Wenn es auf der Windschutzscheibe nicht mehr klatscht …

© BIO AUSTRIA / Marlene Wolfsteiner

… liegt das daran, dass das Insektenaufkommen in den letzten Jahrzehnten drastisch geschrumpft ist. Falls Sie jetzt nicht wissen, wovon die Rede ist, sind Sie wahrscheinlich jünger als 30 Jahre und haben nie erlebt, dass die Windschutzscheibe bei Fahrten über die Landstraße innerhalb kürzester Zeit schwarz von Insekten ist. Ihre Eltern werden es Ihnen betätigen.

Krefeld-Studie

2017 bestimmte der entomologische Verein Krefeld gemeinsam mit Forschern der Radboud Universität Nijmegen (Niederlande) und der University of Sussex (Großbritannien) die Biomasse von Fluginsekten.

An 63 in Schutzgebieten liegenden Standorten in Deutschland wurde mithilfe von Malaisefallen der Bestand gemessen. Diese zeltartigen Fallen werden in den Flugschneisen der Insekten aufgestellt, die sofort getötet und gleichzeitig konserviert werden. Die Messergebnisse waren erschreckend: in den letzten 27 Jahren ist der Bestand um 76,7 Prozent zurückgegangen, im Hochsommer, der für die Insekten aktivsten Zeit, sogar um bis zu 81,6 Prozent. Man mag sich gar nicht vorstellen, wie es außerhalb dieser nicht intensiv genutzten, geschützten Gebiete aussieht.
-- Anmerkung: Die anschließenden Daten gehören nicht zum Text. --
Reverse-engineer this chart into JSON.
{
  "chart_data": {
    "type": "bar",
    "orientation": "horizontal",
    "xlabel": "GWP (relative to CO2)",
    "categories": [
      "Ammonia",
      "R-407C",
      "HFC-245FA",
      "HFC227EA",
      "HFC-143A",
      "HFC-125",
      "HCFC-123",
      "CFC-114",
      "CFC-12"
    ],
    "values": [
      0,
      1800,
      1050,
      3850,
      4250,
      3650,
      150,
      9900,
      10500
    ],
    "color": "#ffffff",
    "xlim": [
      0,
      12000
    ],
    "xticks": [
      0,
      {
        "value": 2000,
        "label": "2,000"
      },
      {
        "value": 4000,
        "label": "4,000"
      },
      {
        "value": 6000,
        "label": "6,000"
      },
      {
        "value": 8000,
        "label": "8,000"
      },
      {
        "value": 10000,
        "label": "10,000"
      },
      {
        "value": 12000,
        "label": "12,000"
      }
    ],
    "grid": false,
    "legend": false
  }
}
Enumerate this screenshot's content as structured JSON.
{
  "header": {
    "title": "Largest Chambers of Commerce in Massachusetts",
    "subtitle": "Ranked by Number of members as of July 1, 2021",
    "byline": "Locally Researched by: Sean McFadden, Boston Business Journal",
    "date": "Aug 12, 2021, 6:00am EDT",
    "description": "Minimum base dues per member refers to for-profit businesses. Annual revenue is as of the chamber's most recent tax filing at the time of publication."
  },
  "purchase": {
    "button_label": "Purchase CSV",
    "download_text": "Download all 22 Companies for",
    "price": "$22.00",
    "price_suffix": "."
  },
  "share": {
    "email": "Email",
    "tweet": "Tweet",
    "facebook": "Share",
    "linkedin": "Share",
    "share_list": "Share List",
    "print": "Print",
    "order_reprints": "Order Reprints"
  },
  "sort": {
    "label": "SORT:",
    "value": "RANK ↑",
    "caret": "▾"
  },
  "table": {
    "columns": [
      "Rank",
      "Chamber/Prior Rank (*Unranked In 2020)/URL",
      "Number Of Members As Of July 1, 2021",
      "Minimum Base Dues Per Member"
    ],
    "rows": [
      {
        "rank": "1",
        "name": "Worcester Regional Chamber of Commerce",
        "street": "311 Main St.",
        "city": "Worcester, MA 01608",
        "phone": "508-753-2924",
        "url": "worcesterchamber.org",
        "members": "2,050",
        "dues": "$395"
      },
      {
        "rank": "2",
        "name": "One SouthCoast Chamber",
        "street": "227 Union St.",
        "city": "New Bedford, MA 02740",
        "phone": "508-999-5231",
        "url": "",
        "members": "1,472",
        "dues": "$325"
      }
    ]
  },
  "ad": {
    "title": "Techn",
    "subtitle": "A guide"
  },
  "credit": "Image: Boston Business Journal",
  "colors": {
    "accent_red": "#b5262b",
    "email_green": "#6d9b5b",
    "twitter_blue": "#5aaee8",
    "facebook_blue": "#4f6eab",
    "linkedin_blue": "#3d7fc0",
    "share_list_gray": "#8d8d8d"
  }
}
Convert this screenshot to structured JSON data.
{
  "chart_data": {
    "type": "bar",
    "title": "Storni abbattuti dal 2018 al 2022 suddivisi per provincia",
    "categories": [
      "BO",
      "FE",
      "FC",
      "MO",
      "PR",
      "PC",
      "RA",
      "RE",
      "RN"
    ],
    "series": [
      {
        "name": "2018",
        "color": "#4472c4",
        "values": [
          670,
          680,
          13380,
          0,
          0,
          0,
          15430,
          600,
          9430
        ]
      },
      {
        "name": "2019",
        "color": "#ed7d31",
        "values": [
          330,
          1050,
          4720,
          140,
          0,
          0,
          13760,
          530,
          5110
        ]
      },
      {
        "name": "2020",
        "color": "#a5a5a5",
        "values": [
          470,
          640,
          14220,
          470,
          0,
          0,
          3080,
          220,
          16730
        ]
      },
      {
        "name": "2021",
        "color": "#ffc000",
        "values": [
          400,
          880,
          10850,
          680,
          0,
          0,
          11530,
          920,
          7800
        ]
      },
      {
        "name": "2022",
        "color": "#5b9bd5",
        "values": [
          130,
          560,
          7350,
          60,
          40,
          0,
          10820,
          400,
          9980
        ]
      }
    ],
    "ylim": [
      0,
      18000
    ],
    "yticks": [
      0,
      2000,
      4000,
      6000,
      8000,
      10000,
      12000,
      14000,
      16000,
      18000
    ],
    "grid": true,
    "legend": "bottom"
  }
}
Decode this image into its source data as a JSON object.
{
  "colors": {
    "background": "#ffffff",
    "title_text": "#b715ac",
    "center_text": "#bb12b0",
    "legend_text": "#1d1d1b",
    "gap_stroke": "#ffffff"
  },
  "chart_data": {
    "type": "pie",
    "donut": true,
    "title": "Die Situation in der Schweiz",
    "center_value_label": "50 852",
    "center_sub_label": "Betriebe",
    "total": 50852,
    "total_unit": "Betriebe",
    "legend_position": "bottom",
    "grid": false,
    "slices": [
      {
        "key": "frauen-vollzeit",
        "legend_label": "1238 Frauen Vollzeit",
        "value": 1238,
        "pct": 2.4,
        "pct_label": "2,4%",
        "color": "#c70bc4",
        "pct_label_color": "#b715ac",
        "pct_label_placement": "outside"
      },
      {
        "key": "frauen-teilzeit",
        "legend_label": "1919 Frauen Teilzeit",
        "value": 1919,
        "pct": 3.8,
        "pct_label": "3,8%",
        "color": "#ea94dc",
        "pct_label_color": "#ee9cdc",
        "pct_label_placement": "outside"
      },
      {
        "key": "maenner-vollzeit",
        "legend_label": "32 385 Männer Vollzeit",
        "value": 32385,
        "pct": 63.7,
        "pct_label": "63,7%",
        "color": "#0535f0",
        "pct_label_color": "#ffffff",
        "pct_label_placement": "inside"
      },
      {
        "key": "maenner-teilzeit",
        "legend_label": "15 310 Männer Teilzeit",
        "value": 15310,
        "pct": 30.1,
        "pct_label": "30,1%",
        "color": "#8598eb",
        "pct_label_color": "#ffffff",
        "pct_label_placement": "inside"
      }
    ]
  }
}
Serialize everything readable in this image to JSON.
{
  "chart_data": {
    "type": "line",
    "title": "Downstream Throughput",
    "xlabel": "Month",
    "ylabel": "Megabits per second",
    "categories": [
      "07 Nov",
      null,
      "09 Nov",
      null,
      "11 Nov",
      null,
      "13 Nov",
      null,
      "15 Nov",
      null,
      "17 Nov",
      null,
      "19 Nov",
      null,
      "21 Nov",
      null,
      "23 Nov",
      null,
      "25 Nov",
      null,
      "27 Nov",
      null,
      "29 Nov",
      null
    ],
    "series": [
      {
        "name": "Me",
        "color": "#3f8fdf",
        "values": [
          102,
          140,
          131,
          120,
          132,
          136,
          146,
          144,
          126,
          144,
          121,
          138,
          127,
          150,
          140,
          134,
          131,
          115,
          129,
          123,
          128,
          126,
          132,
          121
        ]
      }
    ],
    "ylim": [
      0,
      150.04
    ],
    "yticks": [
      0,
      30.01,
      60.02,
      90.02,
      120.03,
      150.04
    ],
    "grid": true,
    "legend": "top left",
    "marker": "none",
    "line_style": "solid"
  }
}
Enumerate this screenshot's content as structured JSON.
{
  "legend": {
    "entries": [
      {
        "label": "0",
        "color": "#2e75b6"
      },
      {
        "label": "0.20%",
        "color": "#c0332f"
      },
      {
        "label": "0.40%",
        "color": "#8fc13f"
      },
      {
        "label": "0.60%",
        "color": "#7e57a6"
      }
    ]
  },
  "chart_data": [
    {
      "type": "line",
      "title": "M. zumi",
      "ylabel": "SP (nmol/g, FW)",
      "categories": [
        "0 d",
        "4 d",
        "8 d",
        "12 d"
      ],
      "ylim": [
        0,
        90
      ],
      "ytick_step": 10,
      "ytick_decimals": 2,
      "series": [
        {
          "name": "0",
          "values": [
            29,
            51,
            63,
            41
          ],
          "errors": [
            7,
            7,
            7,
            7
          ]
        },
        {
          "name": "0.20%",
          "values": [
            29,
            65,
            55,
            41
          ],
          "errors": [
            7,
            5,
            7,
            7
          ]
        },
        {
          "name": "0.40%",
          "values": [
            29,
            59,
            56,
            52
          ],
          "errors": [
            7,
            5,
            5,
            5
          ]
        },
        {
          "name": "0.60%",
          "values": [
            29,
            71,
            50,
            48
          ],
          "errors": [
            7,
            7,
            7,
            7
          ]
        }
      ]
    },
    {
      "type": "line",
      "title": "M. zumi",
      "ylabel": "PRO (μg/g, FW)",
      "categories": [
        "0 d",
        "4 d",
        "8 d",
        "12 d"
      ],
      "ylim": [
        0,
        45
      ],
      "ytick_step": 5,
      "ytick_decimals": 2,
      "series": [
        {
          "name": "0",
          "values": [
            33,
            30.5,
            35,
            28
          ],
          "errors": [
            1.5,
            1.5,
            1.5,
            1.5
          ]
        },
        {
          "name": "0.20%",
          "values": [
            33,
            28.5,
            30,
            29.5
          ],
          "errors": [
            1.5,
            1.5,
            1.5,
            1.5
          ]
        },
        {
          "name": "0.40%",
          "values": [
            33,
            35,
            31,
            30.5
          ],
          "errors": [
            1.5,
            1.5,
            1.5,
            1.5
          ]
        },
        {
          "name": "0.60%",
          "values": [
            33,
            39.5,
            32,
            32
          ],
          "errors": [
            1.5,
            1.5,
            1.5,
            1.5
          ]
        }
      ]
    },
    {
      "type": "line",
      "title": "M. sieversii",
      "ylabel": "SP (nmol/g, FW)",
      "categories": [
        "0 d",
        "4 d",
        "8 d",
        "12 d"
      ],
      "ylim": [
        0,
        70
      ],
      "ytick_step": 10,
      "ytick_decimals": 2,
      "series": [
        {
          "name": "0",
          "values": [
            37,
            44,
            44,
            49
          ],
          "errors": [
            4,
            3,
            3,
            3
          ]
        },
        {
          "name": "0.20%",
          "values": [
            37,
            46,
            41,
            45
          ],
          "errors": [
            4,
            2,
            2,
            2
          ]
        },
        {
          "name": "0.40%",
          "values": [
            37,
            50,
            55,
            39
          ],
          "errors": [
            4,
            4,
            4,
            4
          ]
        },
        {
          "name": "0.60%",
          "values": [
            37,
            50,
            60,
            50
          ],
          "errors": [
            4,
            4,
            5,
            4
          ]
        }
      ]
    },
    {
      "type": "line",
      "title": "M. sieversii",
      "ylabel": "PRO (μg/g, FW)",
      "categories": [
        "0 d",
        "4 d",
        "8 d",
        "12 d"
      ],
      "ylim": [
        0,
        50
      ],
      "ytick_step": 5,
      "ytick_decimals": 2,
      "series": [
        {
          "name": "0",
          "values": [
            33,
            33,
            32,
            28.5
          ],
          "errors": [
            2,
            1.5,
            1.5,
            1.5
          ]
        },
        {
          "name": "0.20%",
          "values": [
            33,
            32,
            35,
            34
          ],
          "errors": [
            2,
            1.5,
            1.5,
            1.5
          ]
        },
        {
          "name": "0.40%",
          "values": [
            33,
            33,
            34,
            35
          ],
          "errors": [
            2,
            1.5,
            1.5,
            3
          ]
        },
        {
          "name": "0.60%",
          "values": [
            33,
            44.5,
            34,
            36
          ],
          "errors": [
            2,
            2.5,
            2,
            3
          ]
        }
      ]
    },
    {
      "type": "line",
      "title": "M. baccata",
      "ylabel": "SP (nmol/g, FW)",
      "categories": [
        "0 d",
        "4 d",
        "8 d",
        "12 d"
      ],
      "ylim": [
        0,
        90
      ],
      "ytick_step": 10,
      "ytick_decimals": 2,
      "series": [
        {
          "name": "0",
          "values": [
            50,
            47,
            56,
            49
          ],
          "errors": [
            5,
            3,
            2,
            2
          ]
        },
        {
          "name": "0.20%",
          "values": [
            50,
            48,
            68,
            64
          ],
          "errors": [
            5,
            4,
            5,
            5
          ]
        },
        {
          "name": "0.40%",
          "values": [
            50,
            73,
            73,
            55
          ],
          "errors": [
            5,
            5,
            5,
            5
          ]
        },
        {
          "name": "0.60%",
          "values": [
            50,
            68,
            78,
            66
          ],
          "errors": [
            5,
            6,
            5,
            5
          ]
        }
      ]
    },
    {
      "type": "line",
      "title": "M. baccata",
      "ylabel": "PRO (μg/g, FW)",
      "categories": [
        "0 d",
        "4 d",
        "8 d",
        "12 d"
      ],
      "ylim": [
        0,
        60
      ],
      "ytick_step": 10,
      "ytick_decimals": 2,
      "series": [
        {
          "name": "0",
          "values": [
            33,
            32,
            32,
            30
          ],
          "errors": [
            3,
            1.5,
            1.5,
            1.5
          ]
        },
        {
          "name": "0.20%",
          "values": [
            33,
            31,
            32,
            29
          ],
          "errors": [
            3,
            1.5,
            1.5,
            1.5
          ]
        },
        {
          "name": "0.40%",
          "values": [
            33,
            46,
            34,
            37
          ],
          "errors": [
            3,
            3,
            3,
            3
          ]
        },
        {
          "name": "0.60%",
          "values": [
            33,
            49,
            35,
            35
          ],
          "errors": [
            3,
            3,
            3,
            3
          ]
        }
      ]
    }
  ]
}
Die Krefeld-Studie hat zwar kurzfristig für Aufsehen gesorgt, ernsthafte Konsequenzen wurden daraus jedoch nicht gezogen. Wohl auch deswegen, weil die Ursachen für das Insektensterben multifaktoriell sind. So kann jede mögliche Verursachergruppe der anderen den schwarzen Peter zuschieben, um weiter wie bisher zu agieren. Einigkeit herrscht darüber, dass Insekten zahlreiche, unverzichtbare Aufgaben erfüllen und dass deren Verschwinden dramatische Folgen hat.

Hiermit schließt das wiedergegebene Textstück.